There is some outlandish reasoning behind this but I wonder if it has anything to do with the US taking children from their parents at the Mexican border? Or with the Trump Regime’s dissatisfaction with UN condemnation of Israeli brutality in their occupied territories (btw: during the last few disturbances around the move of the US embassy to Jerusalem, how many Palestinians died? How may Israelis?) {sarcasm}
But a rather antagonistic take from the Conservative Review:
The Trump administration may decide to depart from the highly corrupt United Nations Human Rights Council (UNHRC), U.S. sources told Reuters.
“Diplomatic sources said it was not a question of if but of when the United States retreats from the Human Rights Council,” the Reuters report said, adding that a U.S. official said that withdrawal appeared to be “imminent.”

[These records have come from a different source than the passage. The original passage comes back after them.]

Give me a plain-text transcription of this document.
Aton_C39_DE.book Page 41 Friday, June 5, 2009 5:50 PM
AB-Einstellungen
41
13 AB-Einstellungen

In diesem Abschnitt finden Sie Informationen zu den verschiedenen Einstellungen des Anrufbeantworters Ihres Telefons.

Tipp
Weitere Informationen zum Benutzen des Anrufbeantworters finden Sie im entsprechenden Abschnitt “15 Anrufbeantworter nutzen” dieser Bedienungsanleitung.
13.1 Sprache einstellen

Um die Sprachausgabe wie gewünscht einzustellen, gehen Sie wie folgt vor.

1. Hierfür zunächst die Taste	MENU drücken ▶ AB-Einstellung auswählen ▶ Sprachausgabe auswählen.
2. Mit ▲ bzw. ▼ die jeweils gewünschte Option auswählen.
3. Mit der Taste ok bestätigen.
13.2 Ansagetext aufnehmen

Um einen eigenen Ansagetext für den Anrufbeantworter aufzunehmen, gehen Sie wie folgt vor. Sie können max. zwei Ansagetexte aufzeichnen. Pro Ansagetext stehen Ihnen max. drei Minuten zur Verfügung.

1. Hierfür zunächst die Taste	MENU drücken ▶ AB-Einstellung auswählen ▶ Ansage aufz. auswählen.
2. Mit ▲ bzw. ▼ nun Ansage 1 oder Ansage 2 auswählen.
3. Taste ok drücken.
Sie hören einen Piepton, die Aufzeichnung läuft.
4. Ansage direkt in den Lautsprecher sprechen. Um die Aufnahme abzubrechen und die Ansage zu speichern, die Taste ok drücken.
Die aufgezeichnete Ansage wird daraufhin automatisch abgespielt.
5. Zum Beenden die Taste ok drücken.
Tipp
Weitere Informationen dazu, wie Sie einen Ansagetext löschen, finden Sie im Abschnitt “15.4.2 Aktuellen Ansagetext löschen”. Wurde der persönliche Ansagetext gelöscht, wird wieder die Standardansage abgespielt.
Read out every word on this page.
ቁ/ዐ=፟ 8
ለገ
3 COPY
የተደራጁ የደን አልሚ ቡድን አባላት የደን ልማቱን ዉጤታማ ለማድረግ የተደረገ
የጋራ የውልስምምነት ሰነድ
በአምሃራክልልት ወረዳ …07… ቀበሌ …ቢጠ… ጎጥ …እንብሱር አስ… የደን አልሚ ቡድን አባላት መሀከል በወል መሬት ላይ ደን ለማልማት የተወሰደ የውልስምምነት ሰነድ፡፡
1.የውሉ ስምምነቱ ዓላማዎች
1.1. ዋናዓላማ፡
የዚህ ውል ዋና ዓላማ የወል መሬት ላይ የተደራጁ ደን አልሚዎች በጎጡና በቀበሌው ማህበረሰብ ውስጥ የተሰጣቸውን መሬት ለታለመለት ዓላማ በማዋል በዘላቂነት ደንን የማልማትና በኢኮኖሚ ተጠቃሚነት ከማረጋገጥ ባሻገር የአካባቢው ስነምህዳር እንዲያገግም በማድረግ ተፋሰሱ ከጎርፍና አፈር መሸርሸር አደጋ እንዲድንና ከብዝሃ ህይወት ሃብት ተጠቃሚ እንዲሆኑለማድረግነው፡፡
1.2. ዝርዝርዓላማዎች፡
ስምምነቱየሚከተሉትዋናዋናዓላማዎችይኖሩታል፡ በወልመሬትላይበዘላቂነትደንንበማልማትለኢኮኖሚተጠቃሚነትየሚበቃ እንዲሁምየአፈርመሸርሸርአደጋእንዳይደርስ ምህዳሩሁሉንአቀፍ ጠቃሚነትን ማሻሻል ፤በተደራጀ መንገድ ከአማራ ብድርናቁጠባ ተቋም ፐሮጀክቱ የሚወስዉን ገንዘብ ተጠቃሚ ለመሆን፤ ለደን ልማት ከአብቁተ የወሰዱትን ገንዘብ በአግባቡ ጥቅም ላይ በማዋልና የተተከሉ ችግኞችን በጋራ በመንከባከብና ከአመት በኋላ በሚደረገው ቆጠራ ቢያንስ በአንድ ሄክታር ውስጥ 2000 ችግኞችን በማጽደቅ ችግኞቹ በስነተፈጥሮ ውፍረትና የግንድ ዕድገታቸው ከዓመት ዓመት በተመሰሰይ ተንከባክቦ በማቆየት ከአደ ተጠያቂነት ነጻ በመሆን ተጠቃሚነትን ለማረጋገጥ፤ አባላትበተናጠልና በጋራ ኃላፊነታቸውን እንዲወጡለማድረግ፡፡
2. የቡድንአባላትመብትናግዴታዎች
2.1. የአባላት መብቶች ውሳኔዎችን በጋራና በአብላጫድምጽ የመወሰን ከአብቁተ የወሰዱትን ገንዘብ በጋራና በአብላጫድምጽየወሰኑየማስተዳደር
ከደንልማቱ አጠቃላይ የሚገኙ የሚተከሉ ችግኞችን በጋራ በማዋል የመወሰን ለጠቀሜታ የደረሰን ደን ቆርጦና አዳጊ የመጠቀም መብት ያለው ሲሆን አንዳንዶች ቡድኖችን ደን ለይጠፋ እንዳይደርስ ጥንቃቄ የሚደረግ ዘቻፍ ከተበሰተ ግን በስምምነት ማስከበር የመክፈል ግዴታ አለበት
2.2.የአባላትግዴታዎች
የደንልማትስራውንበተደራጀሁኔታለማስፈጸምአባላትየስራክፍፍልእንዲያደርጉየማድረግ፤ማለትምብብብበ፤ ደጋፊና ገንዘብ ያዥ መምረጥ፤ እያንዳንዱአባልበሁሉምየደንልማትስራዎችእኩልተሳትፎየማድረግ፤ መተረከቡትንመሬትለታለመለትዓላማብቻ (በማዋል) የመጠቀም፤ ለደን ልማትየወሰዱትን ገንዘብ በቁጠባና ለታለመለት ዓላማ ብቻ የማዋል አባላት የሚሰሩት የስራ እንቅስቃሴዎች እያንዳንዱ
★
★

This shouldn’t come as a surprise to observers of the activities at the United Nations. U.N. Ambassador Nikki Haley has threatened to leave the UNHRC on numerous occasions, often citing its “obsession” with the State of Israel, along with its institutional coziness with dictatorial regimes.
What is supposed to be a body that calls attention to human rights has instead been warped into a U.N. agency that provides cover for the atrocities committed by corrupt member states. Look no further than the UNHRC’s membership roster to understand why this body could never take a legitimate interest in defending human rights. Its current membership roster includes authoritarian states and Islamic supremacist regimes such as China, Cuba, Pakistan, Qatar, and Venezuela, among many others.
And it seems the only thing that these totalitarian UNHRC members can agree on is how much they hate Israel.
Too bad it isn’t cozy with a dictatorial regime like say…North Korea. Then every thing would be hunky dory, right?
Here…if you want another view…take a peek at the Independent:
And once again, like the Iran Treaty, when the Trump Regime doesn’t like something, instead of trying to fix it they just run away from it.
But the US “will have to be in the room” in order to make any significant change to the Council, Ms Dayal (Anjali Dayal, an international security professor at Fordham University) noted.
However, Ms Dayal said the US is not without “valid criticisms” of the body. There are “human rights abusers with seats on the Council,” Ms Dayal explained.
Possibly negotiating with UN leadership in New York may work. The US does have a chance to fix the issues “if they wanted to throw enough political weight behind the issue” but playing the “we’re going home because we can’t get what we want” card likely will not help reform efforts, which worries other countries on the Council who were counting on the weight of the US voice.
And if you want to world to stop adopting an anti-Israel posture…maybe help Israel fix their issues with the Palestinians instead of throwing another log in the fire?